As a rule, American presidents don't generally brag about coming up with "sick" proposals, but Donald Trump is quite unique.

But it raises a fairly obvious question: was the president telling the truth on Saturday night? Has the administration begun implementing this "sick" idea?

According to the Associated Press, the president was apparently just peddling nonsense and counting on his supporters not to know the difference.

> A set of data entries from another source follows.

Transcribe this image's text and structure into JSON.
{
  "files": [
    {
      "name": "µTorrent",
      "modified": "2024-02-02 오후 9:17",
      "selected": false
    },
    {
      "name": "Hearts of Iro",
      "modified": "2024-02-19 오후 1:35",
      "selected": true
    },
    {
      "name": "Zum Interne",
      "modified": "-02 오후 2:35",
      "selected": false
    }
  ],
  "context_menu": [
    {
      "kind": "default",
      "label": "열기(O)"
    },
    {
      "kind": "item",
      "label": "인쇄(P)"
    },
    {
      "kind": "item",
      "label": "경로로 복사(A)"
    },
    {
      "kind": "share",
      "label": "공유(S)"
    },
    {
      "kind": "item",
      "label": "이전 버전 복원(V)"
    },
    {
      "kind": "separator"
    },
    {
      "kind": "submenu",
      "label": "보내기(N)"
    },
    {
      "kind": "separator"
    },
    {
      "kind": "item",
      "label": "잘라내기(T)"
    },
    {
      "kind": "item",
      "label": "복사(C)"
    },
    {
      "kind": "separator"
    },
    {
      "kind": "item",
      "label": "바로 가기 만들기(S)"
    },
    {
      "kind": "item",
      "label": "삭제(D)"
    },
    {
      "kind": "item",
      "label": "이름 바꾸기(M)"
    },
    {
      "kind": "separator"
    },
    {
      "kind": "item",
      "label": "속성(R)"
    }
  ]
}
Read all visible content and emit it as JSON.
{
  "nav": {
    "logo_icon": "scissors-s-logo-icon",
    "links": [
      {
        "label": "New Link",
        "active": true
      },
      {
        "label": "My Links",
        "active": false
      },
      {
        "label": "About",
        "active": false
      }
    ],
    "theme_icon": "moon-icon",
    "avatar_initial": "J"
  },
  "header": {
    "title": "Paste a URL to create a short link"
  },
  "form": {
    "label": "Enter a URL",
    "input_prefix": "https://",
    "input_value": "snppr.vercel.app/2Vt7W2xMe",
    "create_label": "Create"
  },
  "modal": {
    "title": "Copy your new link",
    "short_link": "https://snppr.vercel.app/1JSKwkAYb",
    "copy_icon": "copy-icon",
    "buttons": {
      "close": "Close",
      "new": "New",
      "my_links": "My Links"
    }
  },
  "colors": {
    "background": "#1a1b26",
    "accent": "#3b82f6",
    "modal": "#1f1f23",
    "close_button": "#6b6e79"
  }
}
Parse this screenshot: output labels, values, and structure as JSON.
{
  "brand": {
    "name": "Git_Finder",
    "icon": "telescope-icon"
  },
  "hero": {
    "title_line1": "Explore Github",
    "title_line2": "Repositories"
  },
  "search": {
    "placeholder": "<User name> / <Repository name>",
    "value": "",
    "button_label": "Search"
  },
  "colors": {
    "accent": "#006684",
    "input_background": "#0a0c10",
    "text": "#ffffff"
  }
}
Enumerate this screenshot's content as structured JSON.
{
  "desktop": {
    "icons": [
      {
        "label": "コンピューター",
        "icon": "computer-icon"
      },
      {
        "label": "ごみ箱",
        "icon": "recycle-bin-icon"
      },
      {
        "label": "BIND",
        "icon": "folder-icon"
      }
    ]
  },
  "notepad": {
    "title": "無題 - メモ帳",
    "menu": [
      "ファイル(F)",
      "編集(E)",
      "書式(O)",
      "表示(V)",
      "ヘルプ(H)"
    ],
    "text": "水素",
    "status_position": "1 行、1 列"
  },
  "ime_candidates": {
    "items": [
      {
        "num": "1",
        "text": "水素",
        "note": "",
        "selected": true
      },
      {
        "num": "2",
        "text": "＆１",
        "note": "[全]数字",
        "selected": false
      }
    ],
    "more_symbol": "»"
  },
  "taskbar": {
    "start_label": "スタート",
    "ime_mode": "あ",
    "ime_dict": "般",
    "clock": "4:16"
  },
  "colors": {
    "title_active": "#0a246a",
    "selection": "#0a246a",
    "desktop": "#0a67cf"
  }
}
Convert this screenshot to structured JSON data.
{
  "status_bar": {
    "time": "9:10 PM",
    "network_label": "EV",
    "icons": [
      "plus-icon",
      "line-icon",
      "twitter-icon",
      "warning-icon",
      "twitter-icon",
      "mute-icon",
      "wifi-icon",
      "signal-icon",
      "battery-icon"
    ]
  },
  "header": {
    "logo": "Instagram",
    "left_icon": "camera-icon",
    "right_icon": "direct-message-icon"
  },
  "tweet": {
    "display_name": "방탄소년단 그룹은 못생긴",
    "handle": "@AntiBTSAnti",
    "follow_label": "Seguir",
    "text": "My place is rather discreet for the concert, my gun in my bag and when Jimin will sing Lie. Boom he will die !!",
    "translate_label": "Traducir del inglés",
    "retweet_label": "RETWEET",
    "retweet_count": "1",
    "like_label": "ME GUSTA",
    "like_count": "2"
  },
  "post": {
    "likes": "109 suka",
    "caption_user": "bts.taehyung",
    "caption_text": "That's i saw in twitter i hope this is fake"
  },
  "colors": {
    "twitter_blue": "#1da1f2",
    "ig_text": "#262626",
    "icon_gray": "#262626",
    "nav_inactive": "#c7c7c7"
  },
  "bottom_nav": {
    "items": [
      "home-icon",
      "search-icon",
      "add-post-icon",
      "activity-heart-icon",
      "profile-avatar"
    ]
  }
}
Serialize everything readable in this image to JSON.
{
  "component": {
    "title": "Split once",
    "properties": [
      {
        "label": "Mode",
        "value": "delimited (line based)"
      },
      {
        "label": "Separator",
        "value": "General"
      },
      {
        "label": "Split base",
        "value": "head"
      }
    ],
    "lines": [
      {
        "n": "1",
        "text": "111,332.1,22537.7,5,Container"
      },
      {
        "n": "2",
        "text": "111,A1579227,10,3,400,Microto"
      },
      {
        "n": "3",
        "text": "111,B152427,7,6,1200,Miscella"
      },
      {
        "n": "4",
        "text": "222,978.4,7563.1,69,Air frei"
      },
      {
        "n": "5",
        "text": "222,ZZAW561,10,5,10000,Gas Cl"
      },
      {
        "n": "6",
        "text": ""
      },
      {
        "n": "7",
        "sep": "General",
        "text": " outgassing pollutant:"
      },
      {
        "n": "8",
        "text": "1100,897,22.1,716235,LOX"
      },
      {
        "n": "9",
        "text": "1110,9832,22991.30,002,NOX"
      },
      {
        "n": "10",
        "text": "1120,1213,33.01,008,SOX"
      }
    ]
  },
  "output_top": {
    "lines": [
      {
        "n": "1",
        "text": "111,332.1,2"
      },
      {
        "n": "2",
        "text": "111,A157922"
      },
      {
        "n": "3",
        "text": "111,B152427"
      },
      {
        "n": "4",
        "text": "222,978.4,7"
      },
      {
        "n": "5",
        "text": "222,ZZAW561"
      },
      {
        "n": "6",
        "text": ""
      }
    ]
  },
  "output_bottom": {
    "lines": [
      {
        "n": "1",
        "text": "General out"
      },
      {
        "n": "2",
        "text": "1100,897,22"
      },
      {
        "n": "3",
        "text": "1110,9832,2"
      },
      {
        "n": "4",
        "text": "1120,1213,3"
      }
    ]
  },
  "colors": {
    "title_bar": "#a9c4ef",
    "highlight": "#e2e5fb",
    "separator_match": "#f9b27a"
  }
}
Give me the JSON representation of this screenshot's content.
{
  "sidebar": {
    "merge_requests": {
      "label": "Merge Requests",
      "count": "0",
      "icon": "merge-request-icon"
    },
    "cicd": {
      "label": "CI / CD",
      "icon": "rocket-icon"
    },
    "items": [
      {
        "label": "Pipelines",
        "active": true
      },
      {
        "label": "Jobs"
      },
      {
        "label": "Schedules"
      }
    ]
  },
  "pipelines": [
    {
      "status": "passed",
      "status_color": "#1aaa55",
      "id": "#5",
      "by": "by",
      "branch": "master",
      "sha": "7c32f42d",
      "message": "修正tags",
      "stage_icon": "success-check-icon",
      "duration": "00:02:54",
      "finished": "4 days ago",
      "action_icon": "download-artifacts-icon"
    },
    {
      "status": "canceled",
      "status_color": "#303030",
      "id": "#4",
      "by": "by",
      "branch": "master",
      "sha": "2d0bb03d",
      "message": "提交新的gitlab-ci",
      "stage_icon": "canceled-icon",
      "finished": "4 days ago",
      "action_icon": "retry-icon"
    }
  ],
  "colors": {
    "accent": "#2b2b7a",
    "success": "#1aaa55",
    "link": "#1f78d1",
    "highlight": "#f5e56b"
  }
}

There's no evidence that the Trump administration has begun to send the migrants to sanctuary cities en masse . He proposed the idea in part to punish Democratic congressional foes for inaction on the border, but Homeland Security officials rejected the plan as unworkable. [...]There were no indications federal officials were taking any steps to move forward with the idea or considered the president's words anything more than bluster. His words to the Wisconsin crowd, suggesting his "sick idea" was in motion, appeared to be no more than that.

It's worth emphasizing that even if Trump were serious about this -- a big "if," to be sure -- the scheme almost certainly wouldn't last. ICE officials have deemed it unworkable, and NBC News spoke to a former Department of Homeland Security official who described the plan as "so illegal."

But nearly as interesting to me is how this offers a peek into how the president's mind works. We've seen the process more than once:

Trump publicly floats an idea.

Then he endorses it.

Then he says he might implement it.

Than he says he's already implemented it.

In the Republican's mind, each of these steps are effectively the same thing. They're not, of course, but Trump doesn't seem to care.

The president would like to repeal the estate tax, so he tells people the estate tax has already been repealed, even though it hasn't. He'd like to scrap the Johnson Amendment prohibiting church politicking, so he boasts about its repeal, despite the fact that the law remains fully intact.

For Trump, the line between coming up with an idea and actually implementing the idea is often quite blurry. For those concerned with his mental acuity, this isn't reassuring.